A los millennials se les tilda fácilmente de ser malcriados, de creerse con más derechos que obligaciones, de ser egocéntricos y perezosos. Es la primera –pero no la última– generación de hijos sobreprotegidos que siempre han sido el centro de atención. Son muchas veces hijos únicos, impacientes, que desde pequeños les han dicho que son especiales y que lo más importante no es competir, sino participar. Es la generación que irrumpió con las medallas de participación, del wifi gratis y del bufé ilimitado. Es la primera generación del poco esfuerzo y de la inmediatez que con un solo clic recibe cualquier tipo de objeto o servicio deseado. Los millennials ven al trabajo como una tarea que debe ser placentera y que solo es pertinente y apasionante si el impacto que genera es rápidamente tangible.

Pero la realidad no es toda color de rosa. A los millennials se les acaba su “Disneyland” cuando se enfrentan al mundo real de las anteriores generaciones. Es, por tanto, una generación que ha tenido dificultad para integrarse en la vida profesional, precisamente porque no entiende el trabajo como un sacrificio o una disciplina como sus mayores. El resultado de este choque generacional es el aburrimiento, la inestabilidad, la frustración y la falta de autoestima, lo cual conlleva a ciclos de depresión empeorados por las redes sociales. Así las cosas, los millennials tienden a tener relaciones personales conflictivas y lacónicas. Sus interacciones amistosas, familiares y amorosas tienden a ser construidas de manera superficial y a distancia.

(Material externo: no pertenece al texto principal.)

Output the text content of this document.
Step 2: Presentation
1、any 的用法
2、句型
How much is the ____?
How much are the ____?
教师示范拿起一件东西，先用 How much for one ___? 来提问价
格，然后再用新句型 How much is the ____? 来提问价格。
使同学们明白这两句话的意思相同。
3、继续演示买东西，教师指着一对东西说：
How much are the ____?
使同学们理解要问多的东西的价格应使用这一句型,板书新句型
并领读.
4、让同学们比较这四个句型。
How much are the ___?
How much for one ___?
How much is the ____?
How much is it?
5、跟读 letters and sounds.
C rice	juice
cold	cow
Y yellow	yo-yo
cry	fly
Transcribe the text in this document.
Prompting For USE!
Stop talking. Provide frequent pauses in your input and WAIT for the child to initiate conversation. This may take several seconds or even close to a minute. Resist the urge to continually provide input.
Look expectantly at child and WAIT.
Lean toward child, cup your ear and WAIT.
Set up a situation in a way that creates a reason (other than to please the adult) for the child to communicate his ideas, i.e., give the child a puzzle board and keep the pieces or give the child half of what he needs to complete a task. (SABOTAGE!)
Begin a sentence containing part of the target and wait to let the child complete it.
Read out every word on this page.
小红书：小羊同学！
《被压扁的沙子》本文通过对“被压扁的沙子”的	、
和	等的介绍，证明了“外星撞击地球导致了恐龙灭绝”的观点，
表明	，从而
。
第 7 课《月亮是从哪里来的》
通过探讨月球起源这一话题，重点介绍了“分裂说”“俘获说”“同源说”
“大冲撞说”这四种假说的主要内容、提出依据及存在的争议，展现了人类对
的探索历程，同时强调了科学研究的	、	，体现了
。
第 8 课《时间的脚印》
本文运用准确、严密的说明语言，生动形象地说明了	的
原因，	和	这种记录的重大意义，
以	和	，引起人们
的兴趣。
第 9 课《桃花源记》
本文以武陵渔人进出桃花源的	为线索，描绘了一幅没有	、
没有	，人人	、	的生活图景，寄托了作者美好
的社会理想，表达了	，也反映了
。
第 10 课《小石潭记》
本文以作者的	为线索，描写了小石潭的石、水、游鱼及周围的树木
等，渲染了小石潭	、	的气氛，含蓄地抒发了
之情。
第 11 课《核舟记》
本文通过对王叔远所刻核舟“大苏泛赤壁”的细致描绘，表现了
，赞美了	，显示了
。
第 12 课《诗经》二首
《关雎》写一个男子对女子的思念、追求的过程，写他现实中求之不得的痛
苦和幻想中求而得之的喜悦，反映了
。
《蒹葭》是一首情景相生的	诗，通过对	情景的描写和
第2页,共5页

Desde la conquista amorosa por ICQ, Messenger, Facebook o WhatsApp, hasta la unión familiar, se materializan mediante el uso de la tecnología donde los emoticones traducen sentimientos impersonales y distantes. No es que los millennials no sepan interactuar físicamente, es que tienen más dificultad en hacerlo frente a sus antecesores.

Pero no todo es negativo, los millennials tienen una gran vertiente positiva: parecen tener más valores morales. No es una caricatura. Para muchos millennials cualquier acción tiene que poseer un valor moral. Desde la compra de productos y servicios con estándares sostenibles con el medio ambiente y los derechos humanos, hasta la participación en economías solidarias que producen mayor bienestar. Para ellos el concepto de propiedad no es primordial: las cosas no se adquieren, se alquilan mientras se usan. Es la generación de la uberización de la economía, de los productos personalizados a partir de un comercio abierto y sin intermediarios, de la financiación colectiva (“crowdfunding”), de la economía cooperativa (“sharing economy”) y de valorar más las experiencias que las pertenencias. Pueden ser más apolíticos que sus mayores, pero son más éticos. Viajan más, toleran más la diferencia y observan a la multiculturalidad como una riqueza. Ven en la corrupción y la falta de democracia el origen de todos los males. Repudian a los extremos ideológicos, son más conciliadores y no ven a la política como el único medio que genere cambio social.